Prove that a real polynomial $f(x)\geqslant 0, \forall x$ if and only if there exists two real polynomials $g(x), h(x)$ such that $f(x)=g^2(x)+h^2(x)$?

---

The sufficiency is trivial.

But my question is how to deal with the necessity.

---

Here is another problem that I've solved.

Suppose that real polynomial $f(x)=a_nx^n+\cdots+a_1x+a_0$ with $a_n\neq 0$ has no real root, then there exists two real polynomials $g(x)$ and $h(x)$ such that $f(x)=g^2(x)+h^2(x)$.

---

Answer 1

Hint: Factor out the real roots of $f$ to reduce to the case you've already solved.

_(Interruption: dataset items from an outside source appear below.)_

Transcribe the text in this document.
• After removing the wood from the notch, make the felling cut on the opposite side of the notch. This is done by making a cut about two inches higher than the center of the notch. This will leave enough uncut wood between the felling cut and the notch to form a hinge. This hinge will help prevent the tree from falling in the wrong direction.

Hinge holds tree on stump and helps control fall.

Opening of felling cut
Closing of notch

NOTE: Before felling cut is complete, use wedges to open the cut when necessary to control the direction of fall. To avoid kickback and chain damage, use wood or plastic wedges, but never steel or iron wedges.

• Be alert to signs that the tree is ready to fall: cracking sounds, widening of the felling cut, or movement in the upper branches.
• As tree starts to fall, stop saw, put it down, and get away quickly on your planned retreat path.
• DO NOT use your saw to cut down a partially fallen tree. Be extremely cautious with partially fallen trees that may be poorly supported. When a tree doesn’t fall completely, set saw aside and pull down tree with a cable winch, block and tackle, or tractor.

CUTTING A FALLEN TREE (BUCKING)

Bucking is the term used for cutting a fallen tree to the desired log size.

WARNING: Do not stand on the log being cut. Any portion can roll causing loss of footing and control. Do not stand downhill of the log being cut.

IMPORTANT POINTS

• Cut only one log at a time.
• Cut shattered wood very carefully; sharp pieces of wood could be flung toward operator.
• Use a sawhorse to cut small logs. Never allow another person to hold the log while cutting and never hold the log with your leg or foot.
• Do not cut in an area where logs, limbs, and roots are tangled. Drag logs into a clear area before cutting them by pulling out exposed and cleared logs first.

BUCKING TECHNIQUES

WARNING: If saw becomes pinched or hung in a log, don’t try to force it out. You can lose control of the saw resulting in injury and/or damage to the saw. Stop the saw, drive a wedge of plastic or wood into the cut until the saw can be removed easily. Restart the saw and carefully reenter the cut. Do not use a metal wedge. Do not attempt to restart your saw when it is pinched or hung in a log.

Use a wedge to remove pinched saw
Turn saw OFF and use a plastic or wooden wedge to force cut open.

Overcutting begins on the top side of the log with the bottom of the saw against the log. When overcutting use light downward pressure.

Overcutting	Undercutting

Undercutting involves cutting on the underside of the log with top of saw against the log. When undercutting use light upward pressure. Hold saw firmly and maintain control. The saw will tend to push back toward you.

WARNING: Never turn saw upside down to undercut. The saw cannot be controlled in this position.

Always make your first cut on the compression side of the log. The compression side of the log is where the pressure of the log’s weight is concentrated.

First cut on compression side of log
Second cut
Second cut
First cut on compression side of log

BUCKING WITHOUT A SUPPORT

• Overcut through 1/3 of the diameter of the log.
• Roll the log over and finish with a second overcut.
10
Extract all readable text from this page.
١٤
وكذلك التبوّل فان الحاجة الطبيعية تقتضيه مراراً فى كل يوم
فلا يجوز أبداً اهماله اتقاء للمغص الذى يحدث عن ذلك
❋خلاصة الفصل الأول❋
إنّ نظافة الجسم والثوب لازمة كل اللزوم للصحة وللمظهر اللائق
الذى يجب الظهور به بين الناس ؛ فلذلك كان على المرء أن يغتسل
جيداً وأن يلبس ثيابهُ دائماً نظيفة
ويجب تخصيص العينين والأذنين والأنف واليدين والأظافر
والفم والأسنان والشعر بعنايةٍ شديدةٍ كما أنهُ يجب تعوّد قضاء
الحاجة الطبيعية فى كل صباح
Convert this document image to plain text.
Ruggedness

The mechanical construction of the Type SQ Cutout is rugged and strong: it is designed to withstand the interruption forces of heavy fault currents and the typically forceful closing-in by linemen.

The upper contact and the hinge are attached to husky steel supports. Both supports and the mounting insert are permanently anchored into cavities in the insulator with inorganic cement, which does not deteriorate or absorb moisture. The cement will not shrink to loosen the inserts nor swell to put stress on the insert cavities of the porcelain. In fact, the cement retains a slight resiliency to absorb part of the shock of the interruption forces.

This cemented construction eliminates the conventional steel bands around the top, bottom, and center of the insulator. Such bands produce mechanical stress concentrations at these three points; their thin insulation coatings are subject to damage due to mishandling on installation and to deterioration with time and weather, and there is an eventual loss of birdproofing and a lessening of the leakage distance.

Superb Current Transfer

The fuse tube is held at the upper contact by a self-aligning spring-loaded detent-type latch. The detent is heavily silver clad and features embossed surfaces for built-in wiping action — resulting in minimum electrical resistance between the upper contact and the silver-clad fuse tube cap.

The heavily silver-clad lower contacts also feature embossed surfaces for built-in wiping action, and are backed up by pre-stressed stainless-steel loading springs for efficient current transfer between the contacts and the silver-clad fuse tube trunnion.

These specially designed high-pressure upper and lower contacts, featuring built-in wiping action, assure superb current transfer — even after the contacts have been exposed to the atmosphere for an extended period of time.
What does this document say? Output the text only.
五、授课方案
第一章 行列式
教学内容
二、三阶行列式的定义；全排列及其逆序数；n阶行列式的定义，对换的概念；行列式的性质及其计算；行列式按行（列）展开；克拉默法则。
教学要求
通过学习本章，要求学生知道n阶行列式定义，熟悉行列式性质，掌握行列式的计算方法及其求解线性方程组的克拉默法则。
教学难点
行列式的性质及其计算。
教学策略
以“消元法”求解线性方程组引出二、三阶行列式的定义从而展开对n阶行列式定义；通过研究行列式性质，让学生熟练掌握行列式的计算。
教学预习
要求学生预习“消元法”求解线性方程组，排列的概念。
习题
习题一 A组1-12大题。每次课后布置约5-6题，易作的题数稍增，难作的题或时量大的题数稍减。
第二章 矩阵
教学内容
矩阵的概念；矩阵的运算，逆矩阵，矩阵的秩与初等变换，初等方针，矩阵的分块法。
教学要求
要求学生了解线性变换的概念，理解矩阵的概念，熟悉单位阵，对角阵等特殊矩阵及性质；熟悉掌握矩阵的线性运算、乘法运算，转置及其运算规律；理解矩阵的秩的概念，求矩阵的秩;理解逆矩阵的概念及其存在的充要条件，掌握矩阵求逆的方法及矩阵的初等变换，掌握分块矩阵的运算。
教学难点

A full solution is hidden below.

Every real root of $f$ must have even multiplicity (otherwise $f$ would change sign at the root). So we can write $f=a^2b$ for real polynomials $a$ and $b$ where $b$ has no real roots (here $a^2$ is just all the factors from the real roots of $f$). Then by the problem you say you have already solved, you can write $b=g^2+h^2$, and thus get $$f=(ag)^2+(ah)^2,$$ as desired.

Just for completeness, here's a proof of the case when $f$ has no real roots. In that case, all the complex roots of $f$ come in conjugate pairs, so we can factor $$f(x)=c(x-z_1)(x-\overline{z_1})\dots(x-z_n)(x-\overline{z_n})$$ for $c>0$ and non-real complex numbers $z_1,\dots,z_n$. Let $p(x)=\sqrt{c}(x-z_1)\dots(x-z_n)$, so $f=p\overline{p}$. Writing $p=g+ih$ where $g$ and $h$ have real coefficients, we then get $f=(g+ih)(g-ih)=g^2+h^2$.

Answer 2

Alternative proof:

Let $f_n(x) = f(x) + {1 \over n}$. Then $f_n(x) >0$ for all $n,x$.

Hence there are $g_n,h_n$ such that $f(x) +{ 1\over n}= g_n^2(x)+h_n^2(x)$ for all $n,x$. The degrees of $g_n,h_n$ are bounded by the degree of $f$ hence there is some subsequence such that $g_{n_k} \to g$ and $h_{n_k} \to h$ using, say, the $C[0,1]$ norm. Then $g,h$ are polynomials and $f(x) = g^2(x)+h^2(x)$ for all $x$.